Shirabyōshi Dancer in a Boat (Asazuma-bune)

Color woodblock print: ōban yoko-e,10 x 14⅞ in. (37.8 x 25.7 cm); circa 1832
Untitled series of ten landscapes
Signed: Kōchōrō Kunisada ga
Censor’s seal: kiwame (approved)
Publisher: Yamaguchiya Tōbei (Kinkōdō)

A woman dressed in the costume of a shirabyōshi dancer raises a folding fan as she sits in a boat beneath a willow tree on the Asazuma inlet of Lake Biwa, to the northeast of Kyoto. Shirabyōshi were originally Japanese female entertainers in the Heian and Kamakura periods, who sang songs and performed dances. They danced dressed as men in clothing based on court hunting outfits of the time and were celebrated even in classical poetry. But by the early Edo period, the term had become synonymous with a cheap type of boat prostitute available on the lakeshore.

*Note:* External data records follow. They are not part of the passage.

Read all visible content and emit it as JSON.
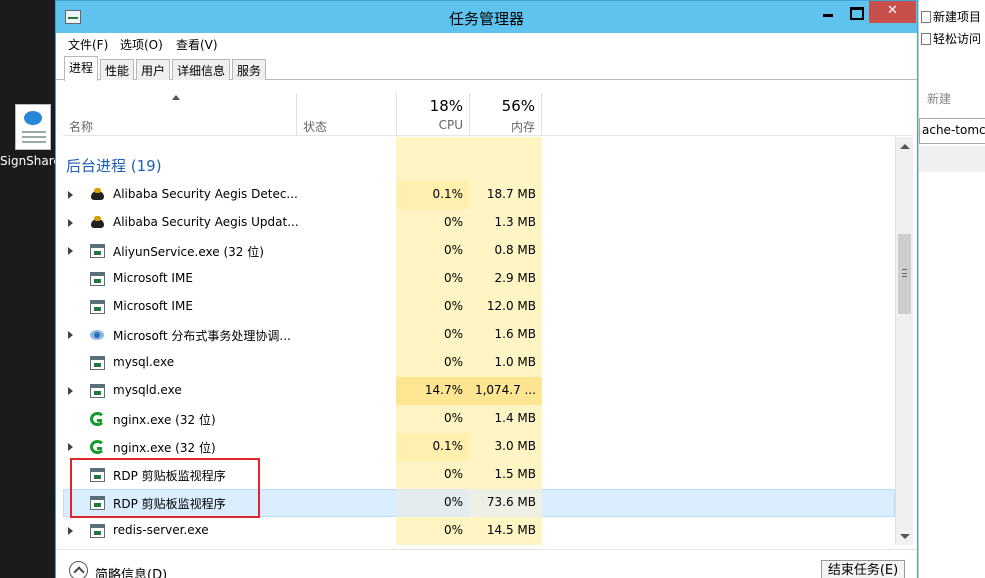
{
  "desktop": {
    "icon_label": "SignShare"
  },
  "explorer": {
    "new_item": "新建项目",
    "easy_access": "轻松访问",
    "new_group": "新建",
    "path_text": "ache-tomcat"
  },
  "window": {
    "title": "任务管理器",
    "close_glyph": "✕"
  },
  "menu": {
    "file": "文件(F)",
    "options": "选项(O)",
    "view": "查看(V)"
  },
  "tabs": [
    "进程",
    "性能",
    "用户",
    "详细信息",
    "服务"
  ],
  "columns": {
    "name": "名称",
    "status": "状态",
    "cpu_percent": "18%",
    "cpu_label": "CPU",
    "mem_percent": "56%",
    "mem_label": "内存"
  },
  "group": {
    "label": "后台进程 (19)"
  },
  "processes": [
    {
      "name": "Alibaba Security Aegis Detec...",
      "cpu": "0.1%",
      "mem": "18.7 MB",
      "icon": "aegis-icon",
      "expandable": true
    },
    {
      "name": "Alibaba Security Aegis Updat...",
      "cpu": "0%",
      "mem": "1.3 MB",
      "icon": "aegis-icon",
      "expandable": true
    },
    {
      "name": "AliyunService.exe (32 位)",
      "cpu": "0%",
      "mem": "0.8 MB",
      "icon": "app-window-icon",
      "expandable": true
    },
    {
      "name": "Microsoft IME",
      "cpu": "0%",
      "mem": "2.9 MB",
      "icon": "app-window-icon",
      "expandable": false
    },
    {
      "name": "Microsoft IME",
      "cpu": "0%",
      "mem": "12.0 MB",
      "icon": "app-window-icon",
      "expandable": false
    },
    {
      "name": "Microsoft 分布式事务处理协调...",
      "cpu": "0%",
      "mem": "1.6 MB",
      "icon": "dtc-icon",
      "expandable": true
    },
    {
      "name": "mysql.exe",
      "cpu": "0%",
      "mem": "1.0 MB",
      "icon": "app-window-icon",
      "expandable": false
    },
    {
      "name": "mysqld.exe",
      "cpu": "14.7%",
      "mem": "1,074.7 ...",
      "icon": "app-window-icon",
      "expandable": true
    },
    {
      "name": "nginx.exe (32 位)",
      "cpu": "0%",
      "mem": "1.4 MB",
      "icon": "nginx-icon",
      "expandable": false
    },
    {
      "name": "nginx.exe (32 位)",
      "cpu": "0.1%",
      "mem": "3.0 MB",
      "icon": "nginx-icon",
      "expandable": true
    },
    {
      "name": "RDP 剪贴板监视程序",
      "cpu": "0%",
      "mem": "1.5 MB",
      "icon": "app-window-icon",
      "expandable": false
    },
    {
      "name": "RDP 剪贴板监视程序",
      "cpu": "0%",
      "mem": "73.6 MB",
      "icon": "app-window-icon",
      "expandable": false,
      "selected": true
    },
    {
      "name": "redis-server.exe",
      "cpu": "0%",
      "mem": "14.5 MB",
      "icon": "app-window-icon",
      "expandable": true
    }
  ],
  "footer": {
    "fewer_details": "简略信息(D)",
    "end_task": "结束任务(E)"
  },
  "colors": {
    "titlebar": "#5ec3ee",
    "heat_light": "#fff4c4",
    "heat_medium": "#fde592",
    "group_label": "#1e5fb5",
    "selection": "#cce8ff",
    "annotation": "#e0262b"
  }
}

One of the most famous of the images created by the early Edo painter Hanabusa Itchō was a painting of a woman dressed in a shirabyōshi costume sitting in a boat under a willow tree. The shogunal authorities took this as a lampoon of the fifth shogun, Tokugawa Tsunayoshi (1646–1709), who had a penchant for playing the drum and singing nagauta (recitative chanting) with his concubine, Oden no Kata, in a boat on the Fukiage Park in Edo; the episode led to Itchō’s exile to the island of Izu Miyakejima. Forgiven some years later, upon his return to Edo Itchō modified the image to a boat prostitute dressed in a gold court hat and court hunting robe and holding a fan and a drum. Versions of the painting became conventionalized through the numerous picture books published during Itchō’s lifetime and after his death. Many later ukiyo-e painters made their own versions of the image.